Author: Peter, Sandra, Deimann, Markus

Type of paper: Abstract refereed


Openness has become a code word (some might also say a buzz word) for a variety of digital trends and movements. With regard to education, openness has been utilised to promote grand transformations such as the free and unrestricted proliferation of learning materials from educators, teachers and students all over the world (Open Educational Resources, OER). There has also been an uptake of so-called Massive Open Online Courses (MOOC) to capitalise on the vast amount of OER in such a way that not only dissemination of open materials but also collaborative open practices are ensured. The tremendous popularity of MOOCs (with more than 100,000 participants) has triggered attention not only from academic but also from mainstream media. Especially since elite institutions Harvard University and Massachusetts Institute of Technology (MIT) have joined forces and launched EdX – an online open platform that offers free courses from both universities – a debate has started criticising the blurring of educational and economic factors. This debate is further amplified by the emergence of commercial start-ups like Udacity and Coursera that provide free 'open' courses to thousands of students. Whereas the original MOOC model focuses on philosophical and humanistic values (free and open education as a fundamental right to everybody), online platforms like Edx, Udacity or Coursera slightly shift the perspective to “effective” online learning and teaching arguably undermining the significance of openness for education that has become apparent long before the recent emergence of OER.

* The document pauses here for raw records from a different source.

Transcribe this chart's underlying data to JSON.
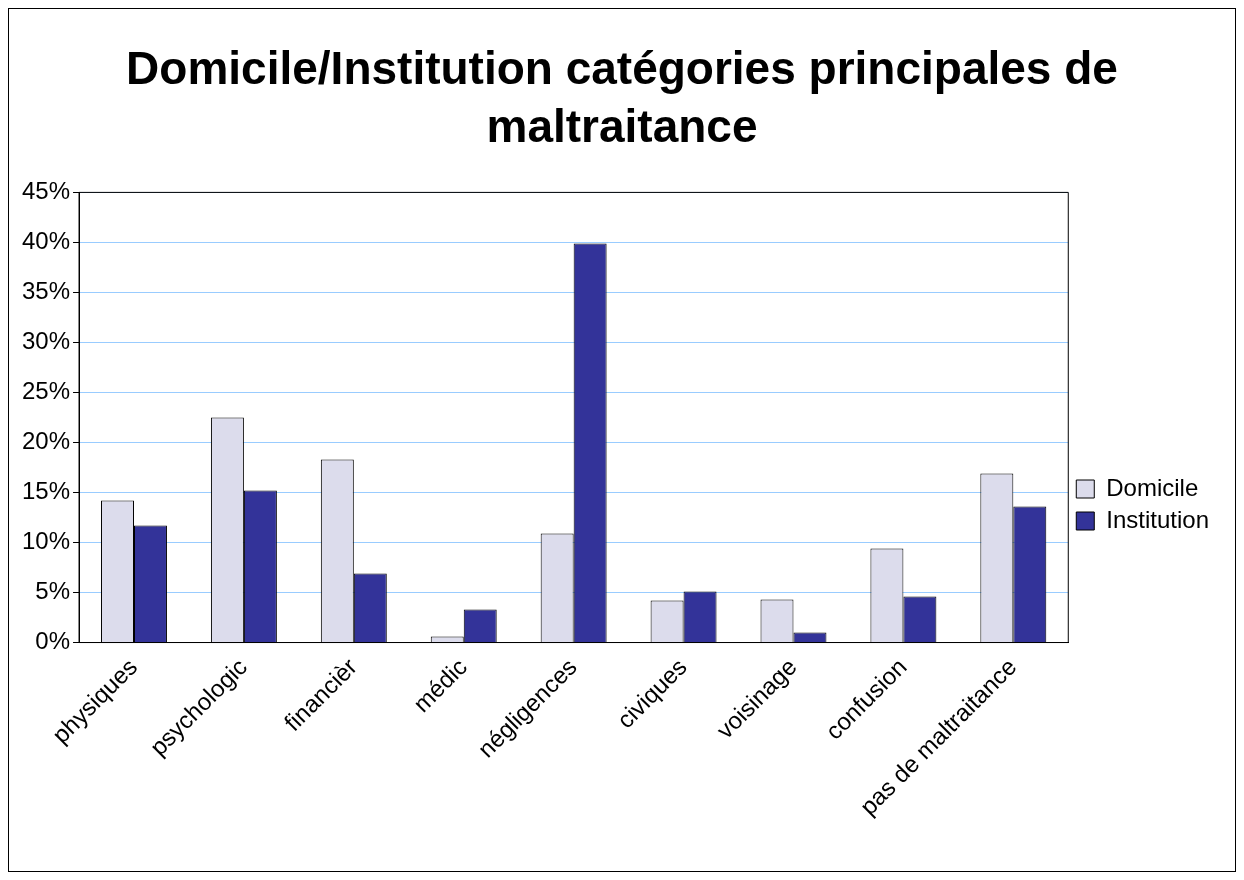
{
  "chart_data": {
    "type": "bar",
    "title": "Domicile/Institution catégories principales de maltraitance",
    "categories": [
      "physiques",
      "psychologic",
      "financièr",
      "médic",
      "négligences",
      "civiques",
      "voisinage",
      "confusion",
      "pas de maltraitance"
    ],
    "series": [
      {
        "name": "Domicile",
        "color": "#dcdcec",
        "values": [
          14.2,
          22.5,
          18.3,
          0.6,
          10.9,
          4.2,
          4.3,
          9.4,
          16.9
        ]
      },
      {
        "name": "Institution",
        "color": "#333399",
        "values": [
          11.7,
          15.2,
          6.9,
          3.3,
          39.9,
          5.1,
          1.0,
          4.6,
          13.6
        ]
      }
    ],
    "ylim": [
      0,
      45
    ],
    "yticks": [
      {
        "value": 0,
        "label": "0%"
      },
      {
        "value": 5,
        "label": "5%"
      },
      {
        "value": 10,
        "label": "10%"
      },
      {
        "value": 15,
        "label": "15%"
      },
      {
        "value": 20,
        "label": "20%"
      },
      {
        "value": 25,
        "label": "25%"
      },
      {
        "value": 30,
        "label": "30%"
      },
      {
        "value": 35,
        "label": "35%"
      },
      {
        "value": 40,
        "label": "40%"
      },
      {
        "value": 45,
        "label": "45%"
      }
    ],
    "grid": "y",
    "legend": "right"
  }
}
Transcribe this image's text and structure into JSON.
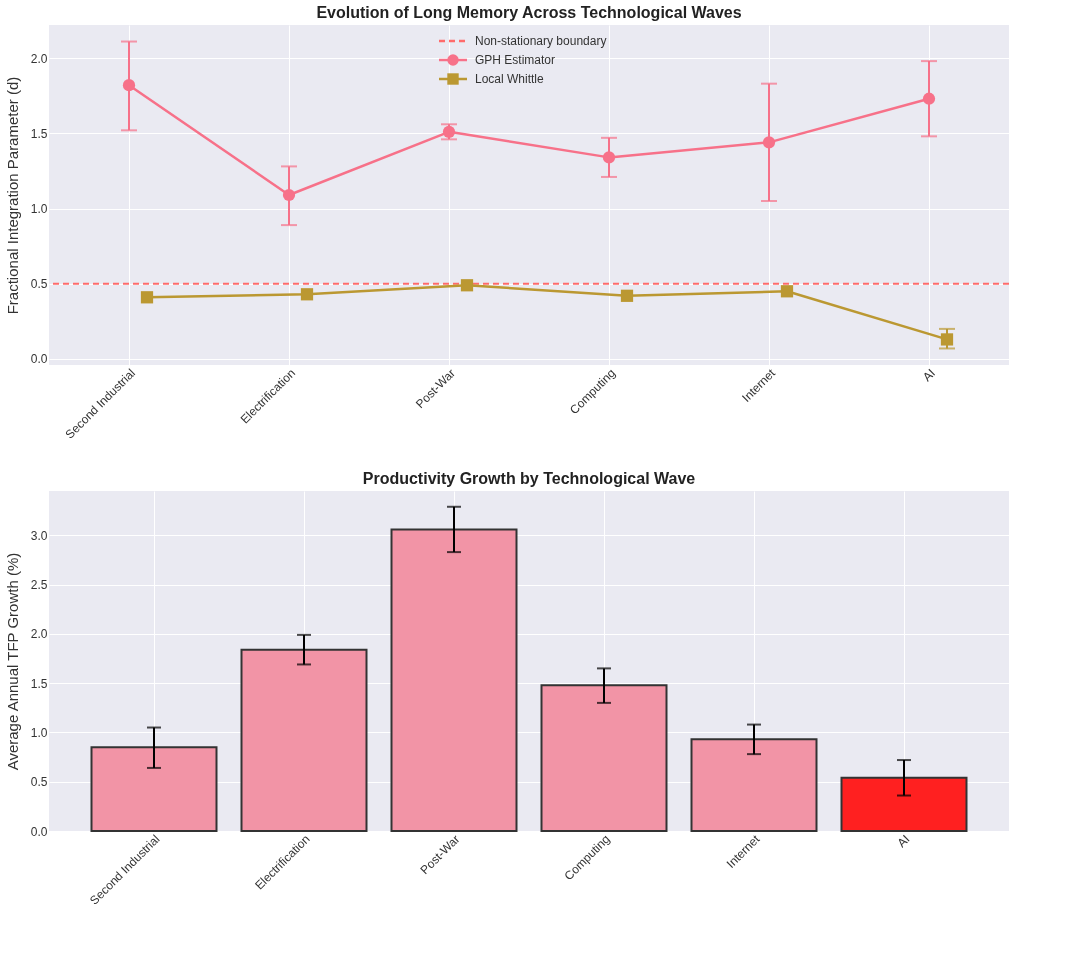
{
  "chart_data": [
    {
      "type": "line",
      "title": "Evolution of Long Memory Across Technological Waves",
      "ylabel": "Fractional Integration Parameter (d)",
      "categories": [
        "Second Industrial",
        "Electrification",
        "Post-War",
        "Computing",
        "Internet",
        "AI"
      ],
      "series": [
        {
          "name": "GPH Estimator",
          "color": "#f77189",
          "marker": "circle",
          "values": [
            1.82,
            1.09,
            1.51,
            1.34,
            1.44,
            1.73
          ],
          "errors": [
            [
              1.52,
              2.11
            ],
            [
              0.89,
              1.28
            ],
            [
              1.46,
              1.56
            ],
            [
              1.21,
              1.47
            ],
            [
              1.05,
              1.83
            ],
            [
              1.48,
              1.98
            ]
          ]
        },
        {
          "name": "Local Whittle",
          "color": "#bb9832",
          "marker": "square",
          "values": [
            0.41,
            0.43,
            0.49,
            0.42,
            0.45,
            0.13
          ],
          "errors": [
            null,
            null,
            null,
            null,
            null,
            [
              0.07,
              0.2
            ]
          ]
        }
      ],
      "ylim": [
        -0.04,
        2.22
      ],
      "yticks": [
        {
          "value": 0,
          "label": "0.0"
        },
        0.5,
        {
          "value": 1,
          "label": "1.0"
        },
        1.5,
        {
          "value": 2,
          "label": "2.0"
        }
      ],
      "ref_lines": [
        {
          "axis": "y",
          "value": 0.5,
          "label": "Non-stationary boundary",
          "color": "#ff6b6b",
          "line_style": "dashed"
        }
      ],
      "grid": true,
      "legend": "top"
    },
    {
      "type": "bar",
      "title": "Productivity Growth by Technological Wave",
      "ylabel": "Average Annual TFP Growth (%)",
      "categories": [
        "Second Industrial",
        "Electrification",
        "Post-War",
        "Computing",
        "Internet",
        "AI"
      ],
      "values": [
        0.85,
        1.84,
        3.06,
        1.48,
        0.93,
        0.54
      ],
      "errors": [
        [
          0.64,
          1.05
        ],
        [
          1.69,
          1.99
        ],
        [
          2.83,
          3.29
        ],
        [
          1.3,
          1.65
        ],
        [
          0.78,
          1.08
        ],
        [
          0.36,
          0.72
        ]
      ],
      "colors": [
        "#f294a6",
        "#f294a6",
        "#f294a6",
        "#f294a6",
        "#f294a6",
        "#ff2020"
      ],
      "ylim": [
        0,
        3.45
      ],
      "yticks": [
        {
          "value": 0,
          "label": "0.0"
        },
        0.5,
        {
          "value": 1,
          "label": "1.0"
        },
        1.5,
        {
          "value": 2,
          "label": "2.0"
        },
        2.5,
        {
          "value": 3,
          "label": "3.0"
        }
      ],
      "grid": true
    }
  ]
}
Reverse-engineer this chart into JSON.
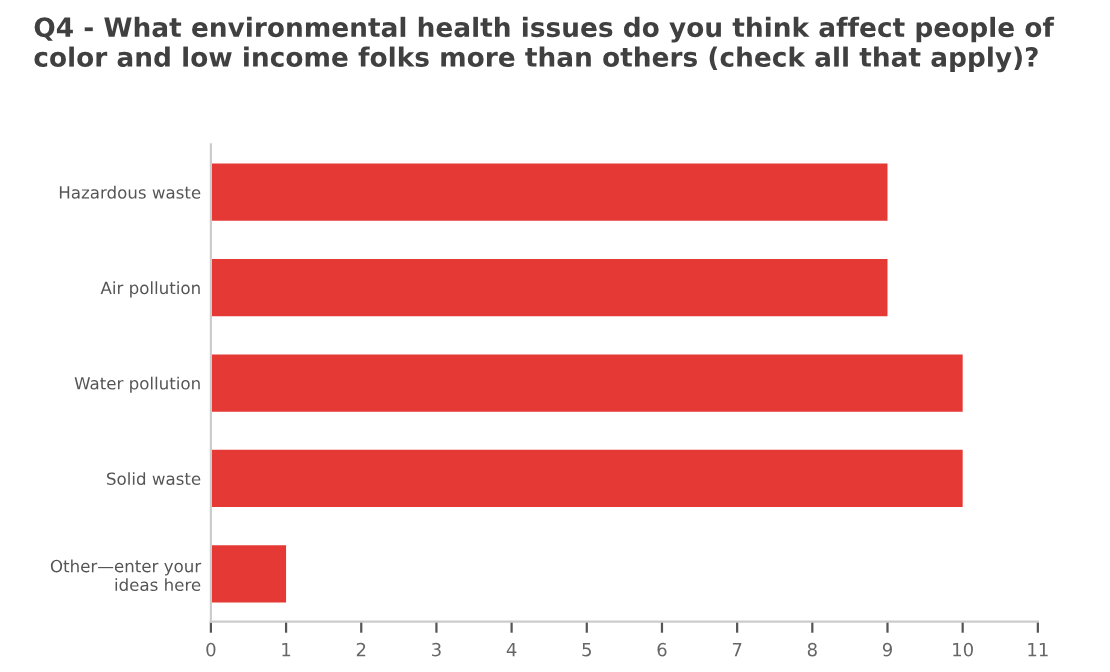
{
  "chart_data": {
    "type": "bar",
    "orientation": "horizontal",
    "title": "Q4 - What environmental health issues do you think affect people of color and low income folks more than others (check all that apply)?",
    "categories": [
      "Hazardous waste",
      "Air pollution",
      "Water pollution",
      "Solid waste",
      "Other—enter your\nideas here"
    ],
    "values": [
      9,
      9,
      10,
      10,
      1
    ],
    "color": "#e53935",
    "xlim": [
      0,
      11
    ],
    "xticks": [
      0,
      1,
      2,
      3,
      4,
      5,
      6,
      7,
      8,
      9,
      10,
      11
    ],
    "grid": false,
    "legend": false
  }
}
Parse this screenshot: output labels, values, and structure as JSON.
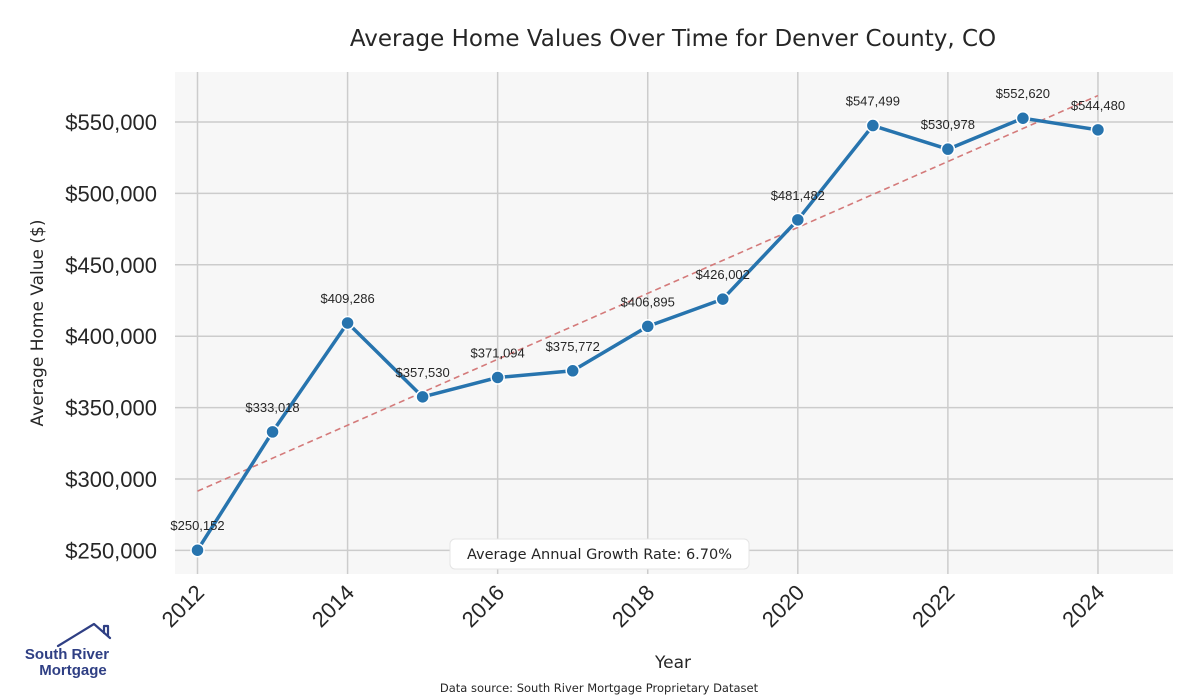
{
  "chart_data": {
    "type": "line",
    "title": "Average Home Values Over Time for Denver County, CO",
    "xlabel": "Year",
    "ylabel": "Average Home Value ($)",
    "x": [
      2012,
      2013,
      2014,
      2015,
      2016,
      2017,
      2018,
      2019,
      2020,
      2021,
      2022,
      2023,
      2024
    ],
    "values": [
      250152,
      333018,
      409286,
      357530,
      371094,
      375772,
      406895,
      426002,
      481482,
      547499,
      530978,
      552620,
      544480
    ],
    "data_labels": [
      "$250,152",
      "$333,018",
      "$409,286",
      "$357,530",
      "$371,094",
      "$375,772",
      "$406,895",
      "$426,002",
      "$481,482",
      "$547,499",
      "$530,978",
      "$552,620",
      "$544,480"
    ],
    "x_ticks": [
      2012,
      2014,
      2016,
      2018,
      2020,
      2022,
      2024
    ],
    "x_tick_labels": [
      "2012",
      "2014",
      "2016",
      "2018",
      "2020",
      "2022",
      "2024"
    ],
    "y_ticks": [
      250000,
      300000,
      350000,
      400000,
      450000,
      500000,
      550000
    ],
    "y_tick_labels": [
      "$250,000",
      "$300,000",
      "$350,000",
      "$400,000",
      "$450,000",
      "$500,000",
      "$550,000"
    ],
    "xlim": [
      2011.7,
      2025.0
    ],
    "ylim": [
      233500,
      585000
    ],
    "trendline": {
      "style": "dashed",
      "start": {
        "x": 2012,
        "y": 291500
      },
      "end": {
        "x": 2024,
        "y": 568500
      }
    },
    "grid": true,
    "series_color": "#2774ae",
    "trend_color": "#d47a7a",
    "plot_background": "#f7f7f7",
    "grid_color": "#cccccc"
  },
  "annotation": {
    "growth_rate": "Average Annual Growth Rate: 6.70%"
  },
  "footer": {
    "source": "Data source: South River Mortgage Proprietary Dataset"
  },
  "logo": {
    "line1": "South River",
    "line2": "Mortgage",
    "color": "#2f3f84"
  }
}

Such initiatives are currently only debated in the context of the new digital technologies and practices that have allowed them to emerge. This paper proposes a historical reconstruction of the importance of openness for education by reviewing developments from the past centuries. It is argued that such knowledge will contribute to a more balanced understanding of openness in the interplay between commercial interests and humanistic rights to education, by understanding how education has become 'open' over time.